Et il monta sur le gradin pour tâcher de voir dans la tribune d’où
la voix était partie.

- Sur mon âme, dit Aramis, elle est charmante! regardez donc,
d’Artagnan, tout le monde la regarde, et malgré le regard de
Bradshaw, elle n’a point pâli.

- C’est lady Fairfax elle-même, dit d’Artagnan; vous la rappelez-
vous, Porthos? nous l’avons vue avec son mari chez le général
Cromwell.

Au bout d’un instant le calme troublé par cet étrange épisode se
rétablit, et l’appel continua.

- Ces drôles vont lever la séance, quand ils s’apercevront qu’ils
ne sont pas en nombre suffisant, dit le comte de La Fère.

- Vous ne les connaissez pas, Athos; remarquez donc le sourire de
Mordaunt, voyez comme il regarde le roi. Ce regard est-il celui
d’un homme qui craint que sa victime lui échappe? Non, non, c’est
le sourire de la haine satisfaite, de la vengeance sûre de
s’assouvir. Ah! basilic maudit, ce sera un heureux jour pour moi
que celui où je croiserai avec toi autre chose que le regard!

- Le roi est véritablement beau, dit Porthos; et puis voyez, tout
prisonnier qu’il est, comme il est vêtu avec soin.

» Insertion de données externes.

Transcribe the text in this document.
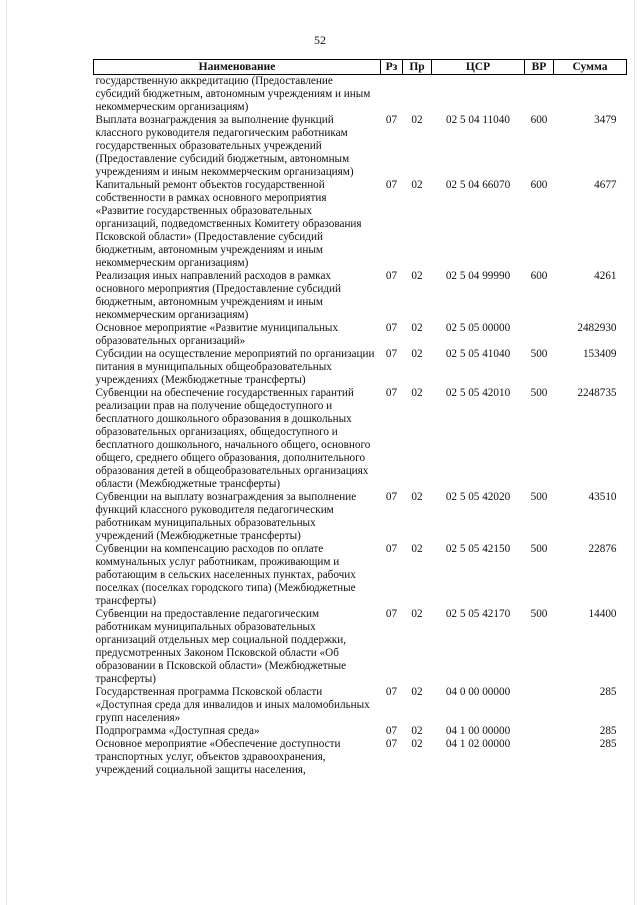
52
Наименование	Рз	Пр	ЦСР	ВР	Сумма
государственную аккредитацию (Предоставление субсидий бюджетным, автономным учреждениям и иным некоммерческим организациям)					
Выплата вознаграждения за выполнение функций классного руководителя педагогическим работникам государственных образовательных учреждений (Предоставление субсидий бюджетным, автономным учреждениям и иным некоммерческим организациям)	07	02	02 5 04 11040	600	3479
Капитальный ремонт объектов государственной собственности в рамках основного мероприятия «Развитие государственных образовательных организаций, подведомственных Комитету образования Псковской области» (Предоставление субсидий бюджетным, автономным учреждениям и иным некоммерческим организациям)	07	02	02 5 04 66070	600	4677
Реализация иных направлений расходов в рамках основного мероприятия (Предоставление субсидий бюджетным, автономным учреждениям и иным некоммерческим организациям)	07	02	02 5 04 99990	600	4261
Основное мероприятие «Развитие муниципальных образовательных организаций»	07	02	02 5 05 00000		2482930
Субсидии на осуществление мероприятий по организации питания в муниципальных общеобразовательных учреждениях (Межбюджетные трансферты)	07	02	02 5 05 41040	500	153409
Субвенции на обеспечение государственных гарантий реализации прав на получение общедоступного и бесплатного дошкольного образования в дошкольных образовательных организациях, общедоступного и бесплатного дошкольного, начального общего, основного общего, среднего общего образования, дополнительного образования детей в общеобразовательных организациях области (Межбюджетные трансферты)	07	02	02 5 05 42010	500	2248735
Субвенции на выплату вознаграждения за выполнение функций классного руководителя педагогическим работникам муниципальных образовательных учреждений (Межбюджетные трансферты)	07	02	02 5 05 42020	500	43510
Субвенции на компенсацию расходов по оплате коммунальных услуг работникам, проживающим и работающим в сельских населенных пунктах, рабочих поселках (поселках городского типа) (Межбюджетные трансферты)	07	02	02 5 05 42150	500	22876
Субвенции на предоставление педагогическим работникам муниципальных образовательных организаций отдельных мер социальной поддержки, предусмотренных Законом Псковской области «Об образовании в Псковской области» (Межбюджетные трансферты)	07	02	02 5 05 42170	500	14400
Государственная программа Псковской области «Доступная среда для инвалидов и иных маломобильных групп населения»	07	02	04 0 00 00000		285
Подпрограмма «Доступная среда»	07	02	04 1 00 00000		285
Основное мероприятие «Обеспечение доступности транспортных услуг, объектов здравоохранения, учреждений социальной защиты населения,	07	02	04 1 02 00000		285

La plume de son chapeau vaut au moins cinquante pistoles,
regardez-la donc, Aramis.

L’appel achevé, le président donna ordre de passer à la lecture de
l’acte d’accusation.

Athos, pâlit: il était trompé encore une fois dans son attente.
Quoique les juges fussent en nombre insuffisant, le procès allait
s’instruire, le roi était donc condamné d’avance.

- Je vous l’avais dit, Athos, fit d’Artagnan en haussant les
épaules. Mais vous doutez toujours. Maintenant prenez votre
courage à deux mains et écoutez, sans vous faire trop de mauvais
sang, je vous prie, les petites horreurs que ce monsieur en noir
va dire de son roi avec licence et privilège.

En effet, jamais plus brutale accusation, jamais injures plus
basses, jamais plus sanglant réquisitoire n’avaient encore flétri
la majesté royale. Jusque-là on s’était contenté d’assassiner les
rois, mais ce n’était du moins qu’à leurs cadavres qu’on avait
prodigué l’insulte.

Charles Ier écoutait le discours de l’accusateur avec une
attention toute particulière, laissant passer les injures,
retenant les griefs, et, quand la haine débordait par trop, quand
l’accusateur se faisait bourreau par avance, il répondait par un
sourire de mépris. C’était, après tout, une oeuvre capitale et
terrible que celle où ce malheureux roi retrouvait toutes ses
imprudences changées en guet-apens, ses erreurs transformées en
crimes.

D’Artagnan, qui laissait couler ce torrent d’injures avec tout le
dédain qu’elles méritaient, arrêta cependant son esprit judicieux
sur quelques-unes des inculpations de l’accusateur.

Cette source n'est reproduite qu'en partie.